Financial Intelligence Centre Amendment Bill – Back to basics

The Financial Intelligence Centre Amendment Bill [B33-2015] was published for comment on 29 April 2015. The parliamentary process is complete and the Bill is now awaiting presidential assent. Little has been made of this Bill in the media, perhaps because the changes envisaged by the Bill has no apparent nor immediate impact on ordinary consumers.

For accountable institutions (identified in FICA), however, the Bill is a call to action. It is an opportunity for businesses to take ownership of their processes to combat money laundering and terrorist financing activities. Merely ticking the boxes will no longer suffice.

Since its inception in July 2003, the Financial Intelligence Centre Act, 38 of 2001 (“FICA”) has been really good at getting accountable institutions to store loads of personal information they collected from ordinary customers, and perhaps less effective at preventing and detecting money laundering activities. The Bill intends to assist accountable institutions to concentrate their resources more effectively to address the risks, specific to their business, that their products or services may be abused for illicit purposes.

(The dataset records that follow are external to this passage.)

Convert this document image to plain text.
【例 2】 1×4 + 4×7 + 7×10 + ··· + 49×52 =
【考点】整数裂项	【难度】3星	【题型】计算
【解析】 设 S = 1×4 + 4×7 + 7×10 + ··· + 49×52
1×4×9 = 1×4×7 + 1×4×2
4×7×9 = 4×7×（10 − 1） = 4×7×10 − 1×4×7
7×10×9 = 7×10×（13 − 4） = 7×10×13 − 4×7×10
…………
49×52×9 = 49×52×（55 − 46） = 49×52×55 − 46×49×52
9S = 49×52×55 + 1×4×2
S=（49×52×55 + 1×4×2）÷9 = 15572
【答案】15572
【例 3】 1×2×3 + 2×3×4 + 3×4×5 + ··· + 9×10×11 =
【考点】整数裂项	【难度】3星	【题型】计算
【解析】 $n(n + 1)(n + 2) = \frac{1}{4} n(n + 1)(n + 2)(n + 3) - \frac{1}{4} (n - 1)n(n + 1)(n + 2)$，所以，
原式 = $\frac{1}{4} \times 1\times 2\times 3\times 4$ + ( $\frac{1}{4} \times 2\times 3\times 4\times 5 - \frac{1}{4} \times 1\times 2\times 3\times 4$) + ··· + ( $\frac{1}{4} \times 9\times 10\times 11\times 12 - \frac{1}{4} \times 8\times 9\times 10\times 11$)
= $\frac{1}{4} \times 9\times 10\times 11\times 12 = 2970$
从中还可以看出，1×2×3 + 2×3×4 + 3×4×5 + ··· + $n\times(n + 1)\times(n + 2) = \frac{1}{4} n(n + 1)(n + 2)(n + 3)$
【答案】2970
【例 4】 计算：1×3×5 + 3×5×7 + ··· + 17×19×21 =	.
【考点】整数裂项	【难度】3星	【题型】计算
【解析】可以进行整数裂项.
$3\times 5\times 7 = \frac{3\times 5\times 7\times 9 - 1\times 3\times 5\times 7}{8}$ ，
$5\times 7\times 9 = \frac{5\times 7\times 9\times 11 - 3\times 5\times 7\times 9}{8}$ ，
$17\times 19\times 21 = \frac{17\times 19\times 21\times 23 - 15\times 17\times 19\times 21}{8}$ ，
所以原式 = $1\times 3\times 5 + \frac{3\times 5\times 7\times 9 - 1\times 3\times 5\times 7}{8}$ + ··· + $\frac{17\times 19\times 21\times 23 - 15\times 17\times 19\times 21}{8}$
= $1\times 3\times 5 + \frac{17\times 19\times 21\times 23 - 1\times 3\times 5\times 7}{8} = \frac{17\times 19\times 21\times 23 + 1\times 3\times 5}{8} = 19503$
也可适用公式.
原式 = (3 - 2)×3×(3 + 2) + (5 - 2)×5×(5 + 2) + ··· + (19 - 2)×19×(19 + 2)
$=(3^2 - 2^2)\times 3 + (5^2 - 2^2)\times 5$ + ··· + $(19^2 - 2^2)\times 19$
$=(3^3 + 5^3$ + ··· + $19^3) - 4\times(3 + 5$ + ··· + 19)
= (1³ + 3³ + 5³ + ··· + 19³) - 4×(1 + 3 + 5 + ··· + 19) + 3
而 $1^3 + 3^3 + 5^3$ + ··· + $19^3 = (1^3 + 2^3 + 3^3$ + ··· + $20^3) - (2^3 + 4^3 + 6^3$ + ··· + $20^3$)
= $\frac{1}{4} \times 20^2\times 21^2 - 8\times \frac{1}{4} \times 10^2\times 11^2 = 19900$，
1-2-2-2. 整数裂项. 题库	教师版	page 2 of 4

The compulsory Risk Management and Compliance programme introduced by the Bill is crucial in achieving more effective laundering prevention and detection. Accountable institutions must identify, assess and analyse those areas of their business where the risk of money laundering and terrorist financing activities are the greatest, and take appropriate steps to mitigate against such risks. This requires them to carefully consider their customers, products and services, transaction values, delivery channels and various other factors, such as the duration of the customer relationship and the level to which the customer is already regulated.

The Bill refers to “customer due diligence” as opposed to the currently used “duty to identify clients”. The basic principles of customer due diligence are that accountable institutions:

  • may not transact with fictitious persons;
  • must identify the “beneficial owner” – being the natural person who either owns or controls a juristic person;
  • take enhanced measures for “domestic prominent influential persons” such as persons holding prominent public functions.
  • should understand the purpose and nature of the business relationship with a customer and predict the types of transactions that a particular customer is likely to undertake. With this in mind, the business relationship and transactions must be monitored on an ongoing basis.

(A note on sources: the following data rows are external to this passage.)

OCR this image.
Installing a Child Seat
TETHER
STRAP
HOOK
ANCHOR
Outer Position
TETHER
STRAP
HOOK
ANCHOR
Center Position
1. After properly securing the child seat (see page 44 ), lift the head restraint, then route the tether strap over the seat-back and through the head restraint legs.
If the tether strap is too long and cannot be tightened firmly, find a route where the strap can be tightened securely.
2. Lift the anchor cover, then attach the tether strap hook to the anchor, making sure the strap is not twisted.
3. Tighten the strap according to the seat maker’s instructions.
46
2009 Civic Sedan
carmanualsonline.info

An accountable institution will therefore have an amount of flexibility to design its approach to customer due diligence. It has to ensure that this approach is effectively implemented. This is achieved by, amongst other things, empowering and training its staff to monitor and identify unusual transactions. The Bill is indeed beneficial as it guides accountable institutions towards focusing on what really matters – combating money laundering.